Lire la critique sur le site : LeMonde
Citations et extraits (5) Ajouter une citation
Il est des foules qu’on a choisies, d’autres non. Les premières sont heureuses, de communion bruyante. On y est entre soi, le voisin est un prochain, comme une vieille fréquentation, les attentions vont au même point – une estrade, un orateur, une équipe sportive, une liesse. Les secondes sont des foules malgré nous, pétilleuses et mouvantes ; chacun surveille une même chose : soi, un soi chancelant avec la hantise d’être l’autre.
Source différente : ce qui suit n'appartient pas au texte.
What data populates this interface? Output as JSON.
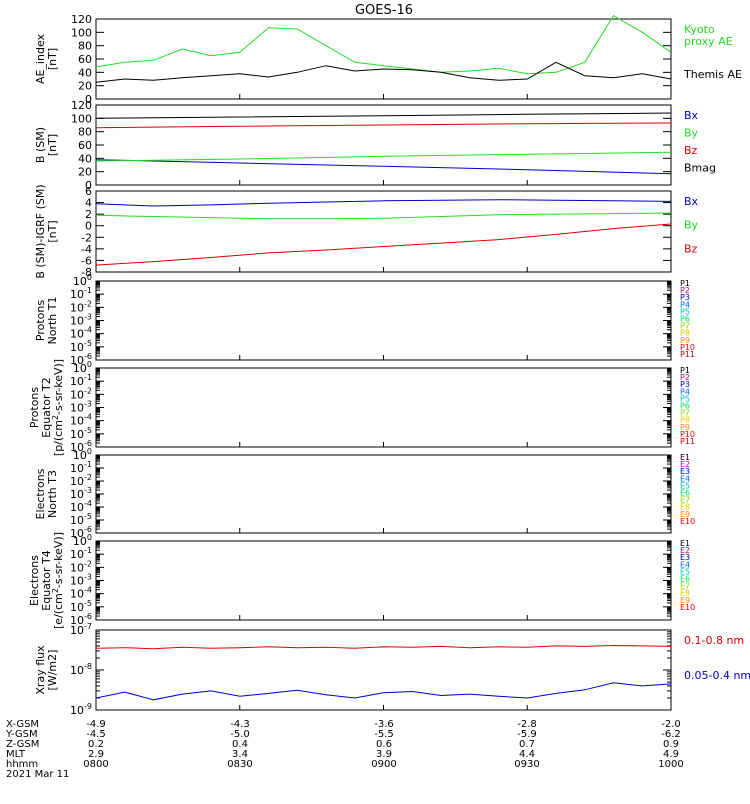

Les visages aperçus, les expressions mitoyennes, les traits d’autrui se substituent à ma personne. D’ailleurs mes pieds, je ne les distingue plus, il y a tous ceux des autres plutôt que les miens. La foule de Macoder était de celles-là, épaisse, de drainage contrarié, avec des airs d’émeute. Elle comptait des pèlerins de tout bord au départ d’une procession longue de trente-trois kilomètres, de Macoder jusqu’au hameau de Jabuti, vers le nord. Une foule d’autant plus critique que sur le nombre, tous ne parviendraient pas aux pieds de la bienheureuse, beaucoup de postulants échoueraient avant le terme, soi-même ou le voisin à qui l’on sourit de travers. Une foule d’autant plus irritable qu’en piétinant dans la gare, avant la ligne de départ, chacun avait l’impression d’effectuer des pas préliminaires, des pas pour rien, hors décompte, supplémentaires aux foulées solennelles menant au bourg adulé, Jabuti Queimado, au jardin de la béate, des pas communs, païens, profanes plus que dévots.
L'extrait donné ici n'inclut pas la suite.